Os olhos dele pestanejaram lentamente.
– Mas já não tocais?
– Vendi a espineta depois da morte do meu marido. – Esperou que voltasse a fazer algum comentário desagradável acerca de Benjamin.
– Porquê?
A pergunta simples sobressaltou-a e olhou-o. Observava-a com olhos semicerrados. O azul das íris brilhava mesmo na carruagem escura.
– Porquê o quê?
– Porquê vender o instrumento que, obviamente, tanto apreciáveis. Receastes ser tentada pelo prazer singelo da música? Ou foi outra coisa?
Temperance uniu as mãos no colo, mas manteve a voz calma enquanto respondia com uma meia-verdade.
– Precisávamos de dinheiro para o lar.
– Claro que sim – murmurou ele –, mas não acredito que tenha sido por esse motivo que haveis vendido a espineta. Apreciais o castigo.
– Que coisa desagradável para dizer. – Afastou a cara, sentindo o calor na face. Esperou que não tivesse percebido no interior da carruagem escura.
– No entanto, não haveis negado a acusação. – Gemeu de dor enquanto a carruagem balouçava.
Olhou-o, sustendo a respiração quando os seus olhos se fixaram nos dele. Mesmo naquele estado de fraqueza, sentia-se encurralada por um predador.
– Por que pecado imaginário vos castigais? – perguntou com voz baixa. – Cobiçastes a touca de outra rapariga na infância? Abusastes dos doces? Sentistes um arrepio prazeroso quando um rapaz trapalhão se encostou a vós na rua?
Raiva intensa e inesperada dominou-a, fazendo-a tremer. Conseguiu impedir-se de responder. Ao invés, inspirou profundamente, olhando os punhos no colo. Falar naquele momento seria o cúmulo da estupidez. Diria demasiado. Revelaria demasiado. Estava já perigosamente próximo da sua vergonha se-creta.
– Ou – continuou a voz irritantemente calma de Lorde Caire – talvez o pecado seja mais grave do que estes que referi.
Recordou o prazer sentido sempre que avistara um determinado homem, a forma como o seu sorriso oblíquo lhe fazia palpitar o coração de forma tão insuportável.
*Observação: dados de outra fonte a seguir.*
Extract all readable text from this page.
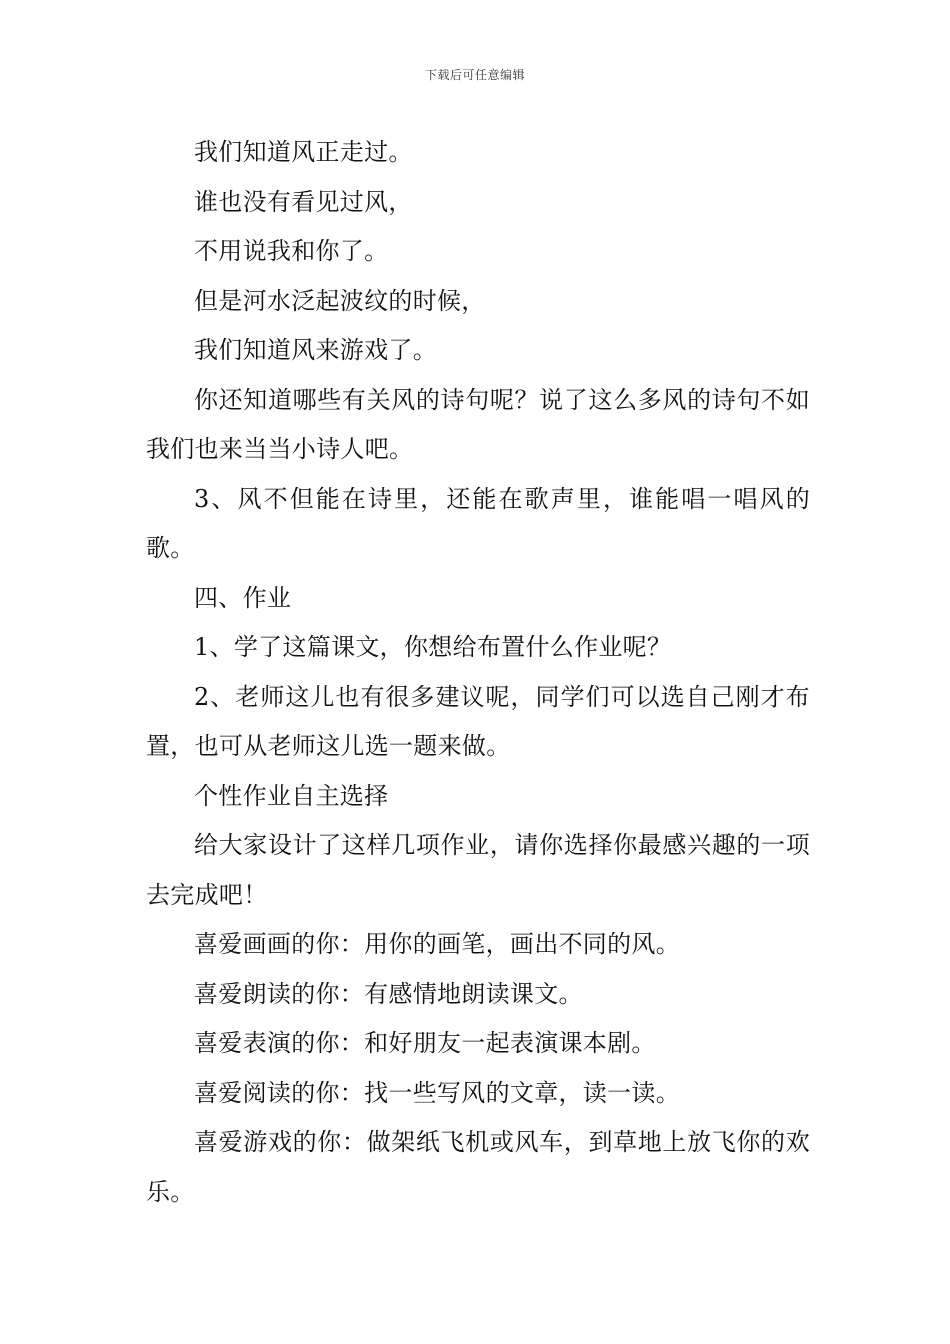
下载后可任意编辑

我们知道风正走过。

谁也没有看见过风，

不用说我和你了。

但是河水泛起波纹的时候，

我们知道风来游戏了。

你还知道哪些有关风的诗句呢？说了这么多风的诗句不如我们也来当当小诗人吧。

3、风不但能在诗里，还能在歌声里，谁能唱一唱风的歌。

四、作业

1、学了这篇课文，你想给布置什么作业呢？

2、老师这儿也有很多建议呢，同学们可以选自己刚才布置，也可从老师这儿选一题来做。

个性作业自主选择

给大家设计了这样几项作业，请你选择你最感兴趣的一项去完成吧！

喜爱画画的你：用你的画笔，画出不同的风。

喜爱朗读的你：有感情地朗读课文。

喜爱表演的你：和好朋友一起表演课本剧。

喜爱阅读的你：找一些写风的文章，读一读。

喜爱游戏的你：做架纸飞机或风车，到草地上放飞你的欢乐。
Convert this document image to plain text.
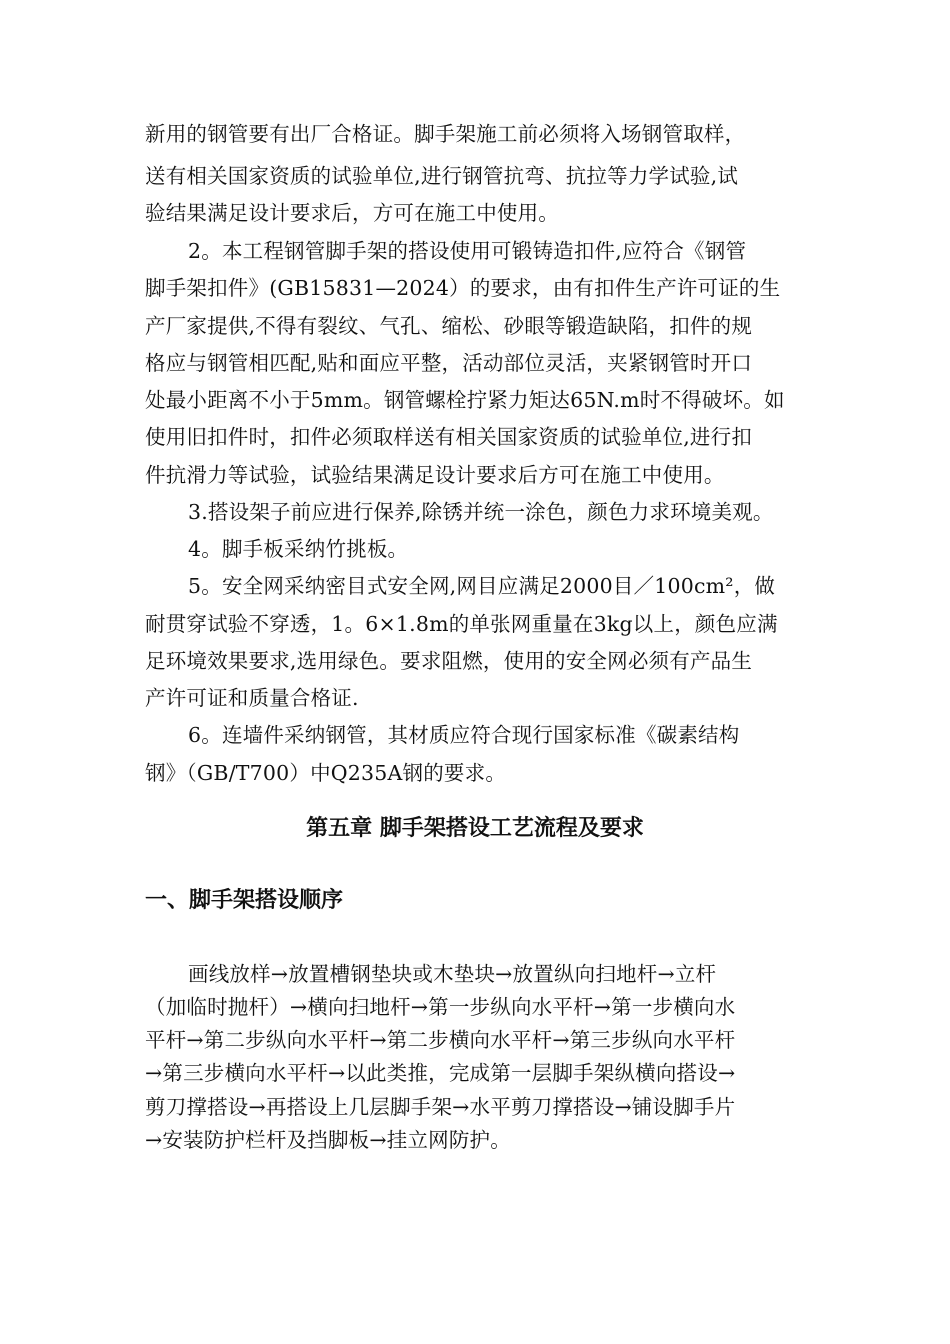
新用的钢管要有出厂合格证。脚手架施工前必须将入场钢管取样，
送有相关国家资质的试验单位,进行钢管抗弯、抗拉等力学试验,试
验结果满足设计要求后，方可在施工中使用。
2。本工程钢管脚手架的搭设使用可锻铸造扣件,应符合《钢管
脚手架扣件》(GB15831—2024）的要求，由有扣件生产许可证的生
产厂家提供,不得有裂纹、气孔、缩松、砂眼等锻造缺陷，扣件的规
格应与钢管相匹配,贴和面应平整，活动部位灵活，夹紧钢管时开口
处最小距离不小于5mm。钢管螺栓拧紧力矩达65N.m时不得破坏。如
使用旧扣件时，扣件必须取样送有相关国家资质的试验单位,进行扣
件抗滑力等试验，试验结果满足设计要求后方可在施工中使用。
3.搭设架子前应进行保养,除锈并统一涂色，颜色力求环境美观。
4。脚手板采纳竹挑板。
5。安全网采纳密目式安全网,网目应满足2000目／100cm²，做
耐贯穿试验不穿透，1。6×1.8m的单张网重量在3kg以上，颜色应满
足环境效果要求,选用绿色。要求阻燃，使用的安全网必须有产品生
产许可证和质量合格证.
6。连墙件采纳钢管，其材质应符合现行国家标准《碳素结构
钢》（GB/T700）中Q235A钢的要求。
第五章 脚手架搭设工艺流程及要求
一、脚手架搭设顺序
画线放样→放置槽钢垫块或木垫块→放置纵向扫地杆→立杆
（加临时抛杆）→横向扫地杆→第一步纵向水平杆→第一步横向水
平杆→第二步纵向水平杆→第二步横向水平杆→第三步纵向水平杆
→第三步横向水平杆→以此类推，完成第一层脚手架纵横向搭设→
剪刀撑搭设→再搭设上几层脚手架→水平剪刀撑搭设→铺设脚手片
→安装防护栏杆及挡脚板→挂立网防护。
As memórias eram sombras de emoções e desejos antigos que permaneciam muito depois da morte de quem os provocara.
Ergueu a cabeça, enfrentando o escrutínio dos seus olhos azuis malvados e firmando o maxilar. Um ligeiro sorriso surgiu--lhe na boca larga, sensual e sedutor. Torturava-a por curiosidade? Apreciaria provocar-lhe dor?
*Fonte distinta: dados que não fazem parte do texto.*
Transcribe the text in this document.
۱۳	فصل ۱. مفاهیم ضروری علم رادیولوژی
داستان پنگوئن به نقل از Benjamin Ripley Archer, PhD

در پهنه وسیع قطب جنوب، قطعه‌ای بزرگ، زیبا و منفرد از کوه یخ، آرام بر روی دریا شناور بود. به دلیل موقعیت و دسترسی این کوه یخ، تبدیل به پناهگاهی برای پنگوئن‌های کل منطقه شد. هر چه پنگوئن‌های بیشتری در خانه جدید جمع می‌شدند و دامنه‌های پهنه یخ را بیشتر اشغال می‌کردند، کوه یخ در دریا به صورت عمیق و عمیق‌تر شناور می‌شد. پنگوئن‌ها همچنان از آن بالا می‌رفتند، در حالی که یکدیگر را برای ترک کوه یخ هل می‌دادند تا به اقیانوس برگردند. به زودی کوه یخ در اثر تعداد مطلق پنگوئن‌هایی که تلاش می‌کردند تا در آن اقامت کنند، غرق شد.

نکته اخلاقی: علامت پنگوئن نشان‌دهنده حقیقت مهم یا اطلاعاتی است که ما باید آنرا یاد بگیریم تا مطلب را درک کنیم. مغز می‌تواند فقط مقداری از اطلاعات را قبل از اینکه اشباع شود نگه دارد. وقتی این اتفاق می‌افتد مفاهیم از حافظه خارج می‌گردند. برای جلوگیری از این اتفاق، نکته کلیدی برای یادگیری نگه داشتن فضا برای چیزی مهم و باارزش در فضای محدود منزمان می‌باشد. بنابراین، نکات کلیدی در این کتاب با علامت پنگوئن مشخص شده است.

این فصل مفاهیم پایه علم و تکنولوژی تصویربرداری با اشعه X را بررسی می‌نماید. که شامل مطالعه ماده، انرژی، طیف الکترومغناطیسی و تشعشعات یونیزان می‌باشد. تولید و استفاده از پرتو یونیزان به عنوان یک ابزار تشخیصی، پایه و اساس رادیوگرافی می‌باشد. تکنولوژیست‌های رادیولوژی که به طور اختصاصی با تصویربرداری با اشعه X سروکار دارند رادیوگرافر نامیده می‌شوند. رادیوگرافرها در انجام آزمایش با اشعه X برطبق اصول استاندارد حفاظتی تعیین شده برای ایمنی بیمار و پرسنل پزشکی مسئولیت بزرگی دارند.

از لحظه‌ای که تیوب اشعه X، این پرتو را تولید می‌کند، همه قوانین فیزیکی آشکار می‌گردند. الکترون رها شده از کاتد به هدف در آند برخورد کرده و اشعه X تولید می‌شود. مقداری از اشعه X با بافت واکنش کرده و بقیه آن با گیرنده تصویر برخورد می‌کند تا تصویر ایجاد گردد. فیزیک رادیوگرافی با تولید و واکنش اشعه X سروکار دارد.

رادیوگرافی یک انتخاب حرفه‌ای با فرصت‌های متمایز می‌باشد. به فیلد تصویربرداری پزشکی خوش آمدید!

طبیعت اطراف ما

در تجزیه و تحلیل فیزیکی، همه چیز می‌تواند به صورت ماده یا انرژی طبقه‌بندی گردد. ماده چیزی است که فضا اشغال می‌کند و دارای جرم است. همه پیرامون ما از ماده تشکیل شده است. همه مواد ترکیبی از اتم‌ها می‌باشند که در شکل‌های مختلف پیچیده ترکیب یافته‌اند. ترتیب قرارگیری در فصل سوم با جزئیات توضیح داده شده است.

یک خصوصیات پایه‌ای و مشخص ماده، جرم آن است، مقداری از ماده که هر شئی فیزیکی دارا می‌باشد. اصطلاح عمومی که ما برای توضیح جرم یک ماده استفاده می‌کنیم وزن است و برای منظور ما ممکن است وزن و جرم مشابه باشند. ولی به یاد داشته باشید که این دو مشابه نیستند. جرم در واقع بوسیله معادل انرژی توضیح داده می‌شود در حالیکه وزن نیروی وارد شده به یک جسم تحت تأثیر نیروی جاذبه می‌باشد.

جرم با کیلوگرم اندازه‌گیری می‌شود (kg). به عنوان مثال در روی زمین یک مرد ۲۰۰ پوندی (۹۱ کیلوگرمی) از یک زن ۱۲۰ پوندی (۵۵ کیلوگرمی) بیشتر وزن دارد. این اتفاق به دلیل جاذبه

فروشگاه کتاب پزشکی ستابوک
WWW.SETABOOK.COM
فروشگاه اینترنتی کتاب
A carruagem parou e os olhos de Lorde Caire move-ram-se.
– Ah. Chegámos. Obrigado por me ter acompanhado a casa, Mistress Dews. Depois de descer, o cocheiro levar-vos-á ao lar. Boas-noites.
Sentiu-se terrivelmente tentada a deixá-lo ir sem mais nada. Provocara-a atormentando-a como um rapazinho cruel com um pau um macaco enjaulado. Fizera-o apenas para se divertir. Quando se levantou, cambaleante, quase caindo contra a porta da carruagem, levantou-se também.
– Desprezo-vos, Lorde Caire – disse Temperance entre dentes cerrados enquanto lhe segurava o braço.
– Já me havíeis informado desse facto.
– Não terminei. – Cambaleou enquanto ele se apoiava pesadamente sobre o seu corpo. Um criado jovem abriu a porta da carruagem e segurou imediatamente no outro braço de Lorde Caire para o ajudar a descer. – Sois um homem insuportavelmente rude, desprovido de moral ou até de bons modos, tanto quanto vejo.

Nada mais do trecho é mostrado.